超音波地図で長距離を飛ぶ:コウモリの驚異的なナビゲーション能力を解明

2024年10月31日、雑誌 Science に掲載された論文「Acoustic Cognitive Map–Based Navigation in Echolocating Bats(超音波認知地図に基づくコウモリのナビゲーション)」が、視覚に頼らずにエコーロケーションのみで長距離を飛行するコウモリの能力を明らかにしました。研究は、マックスプランク動物行動研究所のアヤ・ゴールドシュタイン博士(Aya Goldshtein, PhD)らによって行われました。

エコーロケーションの限界と未知の可能性

エコーロケーション(反響定位)は、コウモリが障害物を避けたり、小さな獲物を捕らえたりするための高度な能力として知られています。しかし、この能力は短距離での使用に限られ、数十メートル先の大きな物体を検出する程度であり、視覚など他の感覚に比べてナビゲーションには制約があると考えられていました。また、コウモリがエコーロケーションを通じて周囲を三次元的に把握し、環境のエコーをランドマークとして利用できるのかは不明でした。この疑問を解くことは、小型で夜行性、さらに非常に機敏な生物であるコウモリを追跡する技術的な困難によって妨げられていました。
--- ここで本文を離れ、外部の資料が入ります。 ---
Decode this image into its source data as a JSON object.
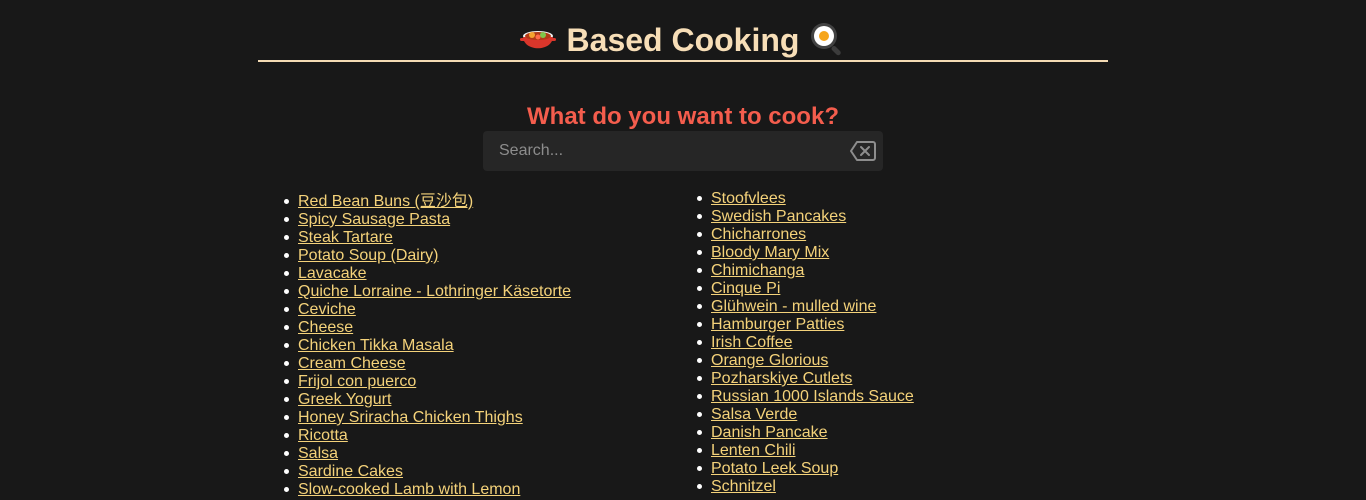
{
  "site": {
    "title": "Based Cooking",
    "prompt": "What do you want to cook?"
  },
  "search": {
    "placeholder": "Search...",
    "value": ""
  },
  "icons": {
    "title_left": "cooking-pot-icon",
    "title_right": "frying-pan-egg-icon",
    "search_clear": "clear-search-icon"
  },
  "colors": {
    "background": "#181818",
    "title": "#f7deb7",
    "prompt": "#f45d4d",
    "link": "#f4d27a",
    "search_background": "#262626"
  },
  "recipes": {
    "left": [
      "Red Bean Buns (豆沙包)",
      "Spicy Sausage Pasta",
      "Steak Tartare",
      "Potato Soup (Dairy)",
      "Lavacake",
      "Quiche Lorraine - Lothringer Käsetorte",
      "Ceviche",
      "Cheese",
      "Chicken Tikka Masala",
      "Cream Cheese",
      "Frijol con puerco",
      "Greek Yogurt",
      "Honey Sriracha Chicken Thighs",
      "Ricotta",
      "Salsa",
      "Sardine Cakes",
      "Slow-cooked Lamb with Lemon"
    ],
    "right": [
      "Stoofvlees",
      "Swedish Pancakes",
      "Chicharrones",
      "Bloody Mary Mix",
      "Chimichanga",
      "Cinque Pi",
      "Glühwein - mulled wine",
      "Hamburger Patties",
      "Irish Coffee",
      "Orange Glorious",
      "Pozharskiye Cutlets",
      "Russian 1000 Islands Sauce",
      "Salsa Verde",
      "Danish Pancake",
      "Lenten Chili",
      "Potato Leek Soup",
      "Schnitzel"
    ]
  }
}
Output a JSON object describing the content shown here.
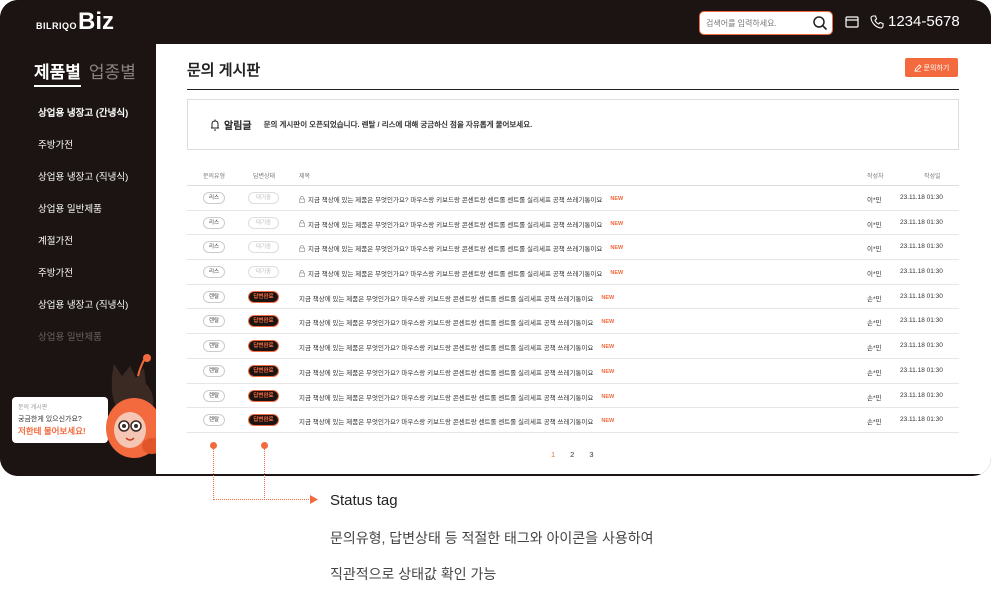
{
  "header": {
    "logo_small": "BILRIQO",
    "logo_big": "Biz",
    "search_placeholder": "검색어를 입력하세요.",
    "phone": "1234-5678"
  },
  "sidebar": {
    "tabs": [
      "제품별",
      "업종별"
    ],
    "items": [
      "상업용 냉장고 (간냉식)",
      "주방가전",
      "상업용 냉장고 (직냉식)",
      "상업용 일반제품",
      "계절가전",
      "주방가전",
      "상업용 냉장고 (직냉식)",
      "상업용 일반제품"
    ],
    "promo": {
      "small": "문의 게시판",
      "mid": "궁금한게 있으신가요?",
      "big": "저한테 물어보세요!"
    }
  },
  "main": {
    "title": "문의 게시판",
    "write_button": "문의하기",
    "notice_label": "알림글",
    "notice_text": "문의 게시판이 오픈되었습니다. 렌탈 / 리스에 대해 궁금하신 점을 자유롭게 물어보세요.",
    "columns": [
      "문의유형",
      "답변상태",
      "제목",
      "작성자",
      "작성일"
    ],
    "rows": [
      {
        "type": "리스",
        "status": "대기중",
        "title": "지금 책상에 있는 제품은 무엇인가요? 마우스랑 키보드랑 콘센트랑 센트롤 센트롤 실리세프 공책 쓰레기통이요",
        "new": "NEW",
        "author": "이*민",
        "date": "23.11.18 01:30"
      },
      {
        "type": "리스",
        "status": "대기중",
        "title": "지금 책상에 있는 제품은 무엇인가요? 마우스랑 키보드랑 콘센트랑 센트롤 센트롤 실리세프 공책 쓰레기통이요",
        "new": "NEW",
        "author": "이*민",
        "date": "23.11.18 01:30"
      },
      {
        "type": "리스",
        "status": "대기중",
        "title": "지금 책상에 있는 제품은 무엇인가요? 마우스랑 키보드랑 콘센트랑 센트롤 센트롤 실리세프 공책 쓰레기통이요",
        "new": "NEW",
        "author": "이*민",
        "date": "23.11.18 01:30"
      },
      {
        "type": "리스",
        "status": "대기중",
        "title": "지금 책상에 있는 제품은 무엇인가요? 마우스랑 키보드랑 콘센트랑 센트롤 센트롤 실리세프 공책 쓰레기통이요",
        "new": "NEW",
        "author": "이*민",
        "date": "23.11.18 01:30"
      },
      {
        "type": "렌탈",
        "status": "답변완료",
        "title": "지금 책상에 있는 제품은 무엇인가요? 마우스랑 키보드랑 콘센트랑 센트롤 센트롤 실리세프 공책 쓰레기통이요",
        "new": "NEW",
        "author": "손*민",
        "date": "23.11.18 01:30"
      },
      {
        "type": "렌탈",
        "status": "답변완료",
        "title": "지금 책상에 있는 제품은 무엇인가요? 마우스랑 키보드랑 콘센트랑 센트롤 센트롤 실리세프 공책 쓰레기통이요",
        "new": "NEW",
        "author": "손*민",
        "date": "23.11.18 01:30"
      },
      {
        "type": "렌탈",
        "status": "답변완료",
        "title": "지금 책상에 있는 제품은 무엇인가요? 마우스랑 키보드랑 콘센트랑 센트롤 센트롤 실리세프 공책 쓰레기통이요",
        "new": "NEW",
        "author": "손*민",
        "date": "23.11.18 01:30"
      },
      {
        "type": "렌탈",
        "status": "답변완료",
        "title": "지금 책상에 있는 제품은 무엇인가요? 마우스랑 키보드랑 콘센트랑 센트롤 센트롤 실리세프 공책 쓰레기통이요",
        "new": "NEW",
        "author": "손*민",
        "date": "23.11.18 01:30"
      },
      {
        "type": "렌탈",
        "status": "답변완료",
        "title": "지금 책상에 있는 제품은 무엇인가요? 마우스랑 키보드랑 콘센트랑 센트롤 센트롤 실리세프 공책 쓰레기통이요",
        "new": "NEW",
        "author": "손*민",
        "date": "23.11.18 01:30"
      },
      {
        "type": "렌탈",
        "status": "답변완료",
        "title": "지금 책상에 있는 제품은 무엇인가요? 마우스랑 키보드랑 콘센트랑 센트롤 센트롤 실리세프 공책 쓰레기통이요",
        "new": "NEW",
        "author": "손*민",
        "date": "23.11.18 01:30"
      }
    ],
    "pages": [
      "1",
      "2",
      "3"
    ]
  },
  "callout": {
    "title": "Status tag",
    "desc_line1": "문의유형, 답변상태 등 적절한 태그와 아이콘을 사용하여",
    "desc_line2": "직관적으로 상태값 확인 가능"
  },
  "colors": {
    "accent": "#f26a3d",
    "dark": "#1b1412"
  }
}
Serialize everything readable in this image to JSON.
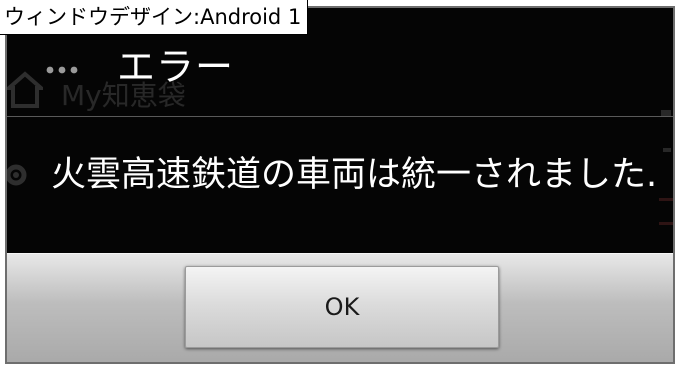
{
  "window_label": "ウィンドウデザイン:Android 1",
  "dialog": {
    "title": "エラー",
    "message": "火雲高速鉄道の車両は統一されました.",
    "ok_label": "OK"
  },
  "background": {
    "partial_text": "My知恵袋"
  },
  "icons": {
    "overflow": "overflow-menu-icon",
    "home": "home-icon",
    "gear": "gear-icon"
  },
  "colors": {
    "dialog_background": "#050505",
    "button_bar": "#bdbdbd",
    "title_text": "#ffffff"
  }
}
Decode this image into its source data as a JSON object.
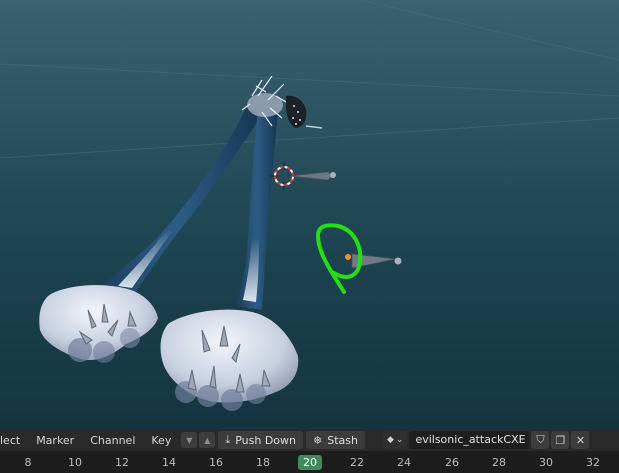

フィールド実験:新たな追跡技術で明らかになったナビゲーション戦略

ゴールドシュタイン博士らは、北イスラエルでクールショウコウモリ(Pipistrellus kuhlii)を対象にフィールド実験を実施しました。このコウモリは体重わずか6グラムの小型種で、エコーロケーションを用いて活動します。研究チームは、野生のコウモリを捕獲して巣から約3キロメートル離れた未知の場所へ移動させました。この際、視覚を遮断するために目隠しを施し、エコーロケーションのみを利用できる状態にしました。そして、革新的なミニチュア逆GPS追跡システムを使い、ほぼリアルタイムで移動を記録しました。

エコーロケーションによる長距離移動

実験の結果、コウモリはエコーロケーションのみで数キロメートルの距離を移動し、巣に戻ることができることが示されました。また、視覚が利用できる場合にはナビゲーションの効率が向上することも確認されました。視覚の有無にかかわらず、コウモリは巣を直接的に感知することはできませんでしたが、最初は周囲の音響情報を収集するために蛇行飛行を行い、その後、目的地に向かう直線飛行に切り替えることが観察されました。このことから、コウモリが自分の生息地の詳細な「音響地図」を形成し、それを使って移動していることが示唆されます。

他の感覚の役割と音響地図の可能性

研究では、コウモリがナビゲーションに磁気感覚や嗅覚を使用している証拠は見つかりませんでした。一方で、音響ランドマークに基づく詳細なナビゲーション能力が確認され、この能力がコウモリの行動柔軟性と適応力の鍵となっていることが明らかになりました。

この研究は、エコーロケーションがもたらす新たな知見を提供するだけでなく、他の動物種における音響地図の可能性を探るきっかけにもなります。